After an Estimator is created, you can call estimator API to train PyTorch model:

fit(self, data, epochs=1, batch_size=32, feature_cols=None, label_cols=None, validation_data=None, checkpoint_trigger=None)

data: Training data. SparkXShard, PyTorch DataLoader and PyTorch DataLoader creator are supported.
epochs: Number of epochs to train the model.Default: 32.
batch_size: Batch size used for training. Only used when data is a SparkXShard.
feature_cols: Feature column name(s) of data. Only used when data is a Spark DataFrame. Default: None.
label_cols: Label column name(s) of data. Only used when data is a Spark DataFrame. Default: None.
validation_data: Validation data. SparkXShard, PyTorch DataLoader and PyTorch DataLoader creator are supported.
checkpoint_trigger: Orca Trigger to set a checkpoint.

Evaluate model

After Training, you can call estimator API to evaluate PyTorch model:

evaluate(self, data, batch_size=32, feature_cols=None, label_cols=None)

data: Validation data. SparkXShard, PyTorch DataLoader and PyTorch DataLoader creator are supported.
batch_size: Batch size used for evaluation. Only used when data is a SparkXShard.
feature_cols: (Not supported yet) Feature column name(s) of data. Only used when data is a Spark DataFrame. Default: None.
label_cols: (Not supported yet) Label column name(s) of data. Only used when data is a Spark DataFrame. Default: None.

Inference

After training or loading trained model, you can call estimator API to inference:

predict(self, data, batch_size=4, feature_cols=None)

data: Inference data. Only SparkXShards is supported.
batch_size: Batch size used for inference.
feature_cols: Feature column name(s) of data. Only used when data is a Spark DataFrame. Default: None.

Get model

You can get model using get_model(self)

Save model

You can save model using save(self, model_path) * model_path: (str) Path to save the model.

Load model

You can load an exsiting model saved by save(self, model_path) using load(self, model_path) * model_path: (str) Path to the existing model.

Load orca checkpoint

You can load saved orca checkpoint using load_orca_checkpoint(self, path, version, prefix). To load a specific checkpoint, please provide both version and perfix. If version is None, then the latest checkpoint will be loaded. * path: Path to the existing checkpoint (or directory containing Orca checkpoint files if version is None). * version: checkpoint version, which is the suffix of model.* file, i.e., for modle.4 file, the version is 4. If it is None, then load the latest checkpoint. * prefix: optimMethod prefix, for example 'optimMethod-TorchModelf53bddcc'. If loading the latest checkpoint, just leave it as None.

Clear gradient clipping

You can clear gradient clipping parameters using clear_gradient_clipping(self). In this case, gradient clipping will not be applied. Note: In order to take effect, it needs to be called before fit.
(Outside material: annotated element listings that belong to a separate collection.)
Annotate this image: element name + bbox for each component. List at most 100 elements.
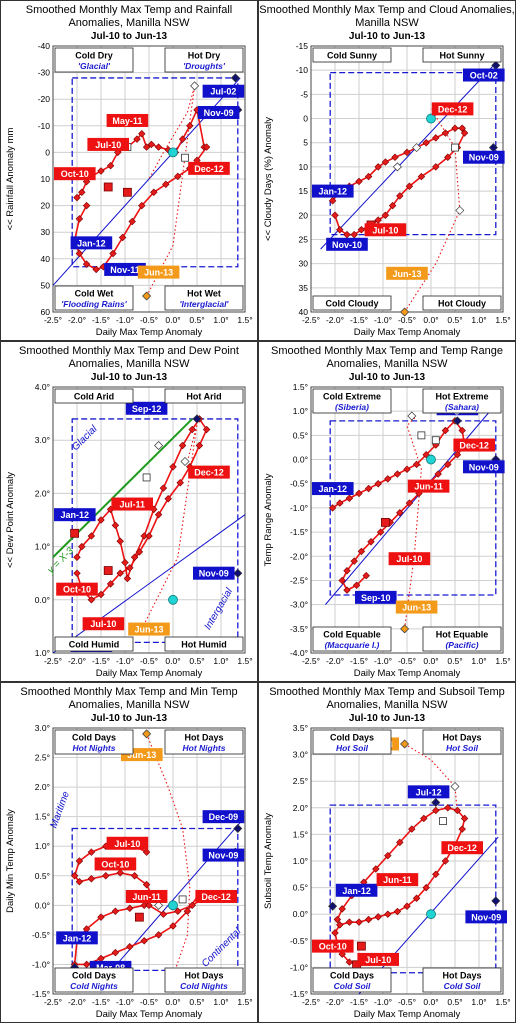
chart-subtitle: Jul-10 to Jun-13 [90,31,168,42]
data-label-box [87,137,129,151]
x-tick-label: -2.0° [326,315,344,325]
line-label: Glacial [70,423,100,453]
data-point [432,134,440,142]
data-point [331,929,339,937]
y-tick-label: 30 [299,259,309,269]
y-tick-label: 0.0° [293,455,308,465]
corner-label-box [164,636,244,652]
corner-label-subtext: Hot Soil [446,743,479,753]
data-point [92,265,100,274]
data-point [70,528,79,538]
corner-label-text: Cold Dry [75,51,113,61]
data-point [432,163,440,171]
x-axis-label: Daily Max Temp Anomaly [354,668,461,679]
data-point [362,571,370,580]
plot-frame [52,727,246,995]
corner-label-subtext: Hot Nights [183,743,226,753]
data-label: Jul-02 [202,84,245,98]
data-point [431,436,440,445]
corner-label: Cold Sunny [312,47,392,63]
x-tick-label: 0.0° [423,656,438,666]
data-point [458,426,466,435]
data-label-text: Jun-13 [127,750,156,760]
corner-label-box [54,47,134,73]
data-point [78,542,86,551]
corner-label-subtext: (Sahara) [445,402,479,412]
data-label-box [125,889,168,903]
x-tick-label: -2.5° [44,656,62,666]
corner-label-subtext: Cold Soil [334,981,371,991]
chart-plot: -2.5° -2.0° -1.5° -1.0° -0.5° 0.0° 0.5° 1.0° 1.5… [5,382,253,679]
data-label: Oct-02 [463,68,505,82]
data-label-box [195,889,237,903]
data-point [134,912,144,922]
data-point [364,484,373,493]
data-label: Jul-10 [82,617,125,631]
y-tick-label: 3.0° [35,723,50,733]
y-tick-label: 2.5° [293,776,308,786]
y-tick-label: 2.0° [293,803,308,813]
y-tick-label: 0 [45,147,50,157]
corner-label: Hot Humid [164,636,244,652]
data-label: Jul-10 [106,836,149,850]
x-tick-label: 1.5° [495,997,510,1007]
x-tick-label: -1.5° [92,315,110,325]
data-point [372,865,380,873]
chart-title: Smoothed Monthly Max Temp and Rainfall A… [25,4,233,29]
x-tick-label: 1.5° [237,315,252,325]
data-label-box [441,841,483,855]
data-label: Nov-09 [463,460,505,474]
data-label-box [453,438,495,452]
data-label: Jul-10 [364,223,407,237]
corner-label: Hot Cloudy [422,295,502,311]
chart-plot: -2.5° -2.0° -1.5° -1.0° -0.5° 0.0° 0.5° 1.0° 1.5… [263,723,511,1020]
data-label: Jan-12 [335,883,378,897]
data-point [388,201,397,210]
data-point [102,872,110,880]
data-point [417,172,426,181]
corner-label-text: Cold Days [330,971,374,981]
x-tick-label: 1.5° [237,656,252,666]
data-label-text: Jun-11 [414,482,443,492]
data-label: Nov-09 [193,566,235,580]
data-point [154,900,164,910]
data-label-text: Dec-12 [447,843,477,853]
data-label-text: Dec-12 [201,892,231,902]
data-point [169,463,177,471]
data-label-box [106,113,149,127]
y-tick-label: -3.5° [290,624,308,634]
data-point [350,557,358,565]
y-tick-label: -0.5° [290,936,308,946]
chart-subtitle: Jul-10 to Jun-13 [348,31,426,42]
chart-plot: -2.5° -2.0° -1.5° -1.0° -0.5° 0.0° 0.5° 1.0° 1.5… [263,382,511,679]
data-point [331,211,339,219]
x-tick-label: -2.5° [44,997,62,1007]
corner-label-text: Hot Humid [181,640,227,650]
corner-label-text: Cold Extreme [323,392,381,402]
data-label-text: Jun-13 [144,268,173,278]
data-point [460,814,469,823]
y-tick-label: 3.0° [293,750,308,760]
y-tick-label: 2.0° [35,782,50,792]
data-label-text: Nov-11 [110,265,140,275]
x-tick-label: -1.5° [350,656,368,666]
corner-label: Hot Extreme(Sahara) [422,388,502,414]
data-label: Oct-10 [54,167,96,181]
data-label: Jan-12 [54,508,96,522]
data-point [420,814,428,823]
chart-panel: Smoothed Monthly Max Temp and Subsoil Te… [258,682,516,1023]
data-point [384,851,392,860]
y-tick-label: 2.5° [35,753,50,763]
data-label: Jun-13 [386,266,428,280]
data-label: May-11 [106,113,149,127]
data-label-box [386,266,428,280]
data-label: Jul-10 [388,552,431,566]
corner-label: Cold Equable(Macquarie I.) [312,626,392,652]
data-point [338,905,346,913]
data-label-text: Jan-12 [319,187,348,197]
data-label-text: Nov-09 [199,569,229,579]
x-tick-label: 0.5° [447,997,462,1007]
data-point [140,937,148,945]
Set constant gradient clipping

You can Set constant gradient clipping during the training process using set_constant_gradient_clipping(self, min, max). * min: The minimum value to clip by. * max: The maximum value to clip by. Note: In order to take effect, it needs to be called before fit.

Set clip gradient to a maximum L2-Norm

You can set clip gradient to a maximum L2-Norm during the training process using set_l2_norm_gradient_clipping(self, clip_norm). * clip_norm: Gradient L2-Norm threshold. Note: In order to take effect, it needs to be called before fit.